Structural analysis of coordination failures in multi-actor systems with misaligned incentives, analyzing race dynamics and equilibrium instabilities.
Systems with multiple independent actors — competing companies, cooperating organizations, market participants, regulatory entities — require coordination to achieve stable operation. The structural problem is that misaligned incentives between actors create coupling dynamics that prevent the system from reaching or maintaining coordination equilibria. Each actor optimizes rationally for their own objectives, yet the composite system oscillates, deadlocks, or races toward outcomes that no individual actor intended.
These coordination failures are structural rather than behavioral: they arise from the geometric properties of the multi-actor incentive landscape, where individual rational action produces collectively irrational outcomes. The structural analysis identifies the coupling patterns between actors' incentives that create these failure dynamics.
This application addresses multi-stakeholder systems spanning technology markets (standards races, platform competition), regulatory landscapes (multi-jurisdiction coordination), supply chains (multi-vendor coordination), and any domain where independent actors with different objectives must achieve collective stability.

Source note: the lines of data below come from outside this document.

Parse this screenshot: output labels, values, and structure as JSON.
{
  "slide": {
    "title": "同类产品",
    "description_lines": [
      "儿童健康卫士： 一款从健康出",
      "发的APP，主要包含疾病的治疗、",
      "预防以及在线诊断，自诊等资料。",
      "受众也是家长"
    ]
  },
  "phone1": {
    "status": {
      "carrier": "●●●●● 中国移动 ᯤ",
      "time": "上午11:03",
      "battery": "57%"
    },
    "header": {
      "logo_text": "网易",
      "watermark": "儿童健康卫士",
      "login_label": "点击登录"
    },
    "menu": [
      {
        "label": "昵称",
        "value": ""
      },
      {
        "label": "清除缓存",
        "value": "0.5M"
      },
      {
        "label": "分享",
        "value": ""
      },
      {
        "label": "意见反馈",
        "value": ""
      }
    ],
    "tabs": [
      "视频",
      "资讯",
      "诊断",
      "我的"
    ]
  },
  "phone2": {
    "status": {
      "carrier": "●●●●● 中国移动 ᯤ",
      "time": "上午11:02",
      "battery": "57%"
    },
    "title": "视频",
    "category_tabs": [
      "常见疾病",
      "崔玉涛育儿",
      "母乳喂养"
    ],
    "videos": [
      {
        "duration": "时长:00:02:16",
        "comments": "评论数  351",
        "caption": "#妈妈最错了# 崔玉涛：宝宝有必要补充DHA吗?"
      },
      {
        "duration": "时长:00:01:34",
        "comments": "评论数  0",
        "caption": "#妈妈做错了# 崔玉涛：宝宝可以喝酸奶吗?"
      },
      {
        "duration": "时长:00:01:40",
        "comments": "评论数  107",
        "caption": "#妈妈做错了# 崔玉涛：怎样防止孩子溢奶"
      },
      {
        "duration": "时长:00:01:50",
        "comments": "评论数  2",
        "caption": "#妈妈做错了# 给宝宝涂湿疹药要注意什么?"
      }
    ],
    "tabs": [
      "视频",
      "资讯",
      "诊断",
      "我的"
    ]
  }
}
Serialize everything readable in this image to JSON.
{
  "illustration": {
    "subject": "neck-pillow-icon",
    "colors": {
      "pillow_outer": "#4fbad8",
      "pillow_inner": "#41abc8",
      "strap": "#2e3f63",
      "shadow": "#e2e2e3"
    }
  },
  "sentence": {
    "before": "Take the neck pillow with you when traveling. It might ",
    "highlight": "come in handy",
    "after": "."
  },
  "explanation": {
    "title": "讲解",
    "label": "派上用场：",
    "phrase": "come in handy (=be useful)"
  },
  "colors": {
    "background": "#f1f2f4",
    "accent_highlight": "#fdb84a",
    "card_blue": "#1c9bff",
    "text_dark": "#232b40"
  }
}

Multi-actor coordination failures determine the trajectory of entire industries and regulatory frameworks. Structural analysis of coordination dynamics provides the foundation for designing governance mechanisms and competitive strategies that achieve stable outcomes rather than destructive races or deadlocks.
The SORT framework addresses this application through four structural dimensions, each providing a distinct analytical layer.
Multi-actor systems fail to reach stable coordination states.
Misaligned incentives couple to coordination failure.
Structural analysis of race dynamics and equilibrium instabilities.
Coordination mechanism design, incentive alignment, governance.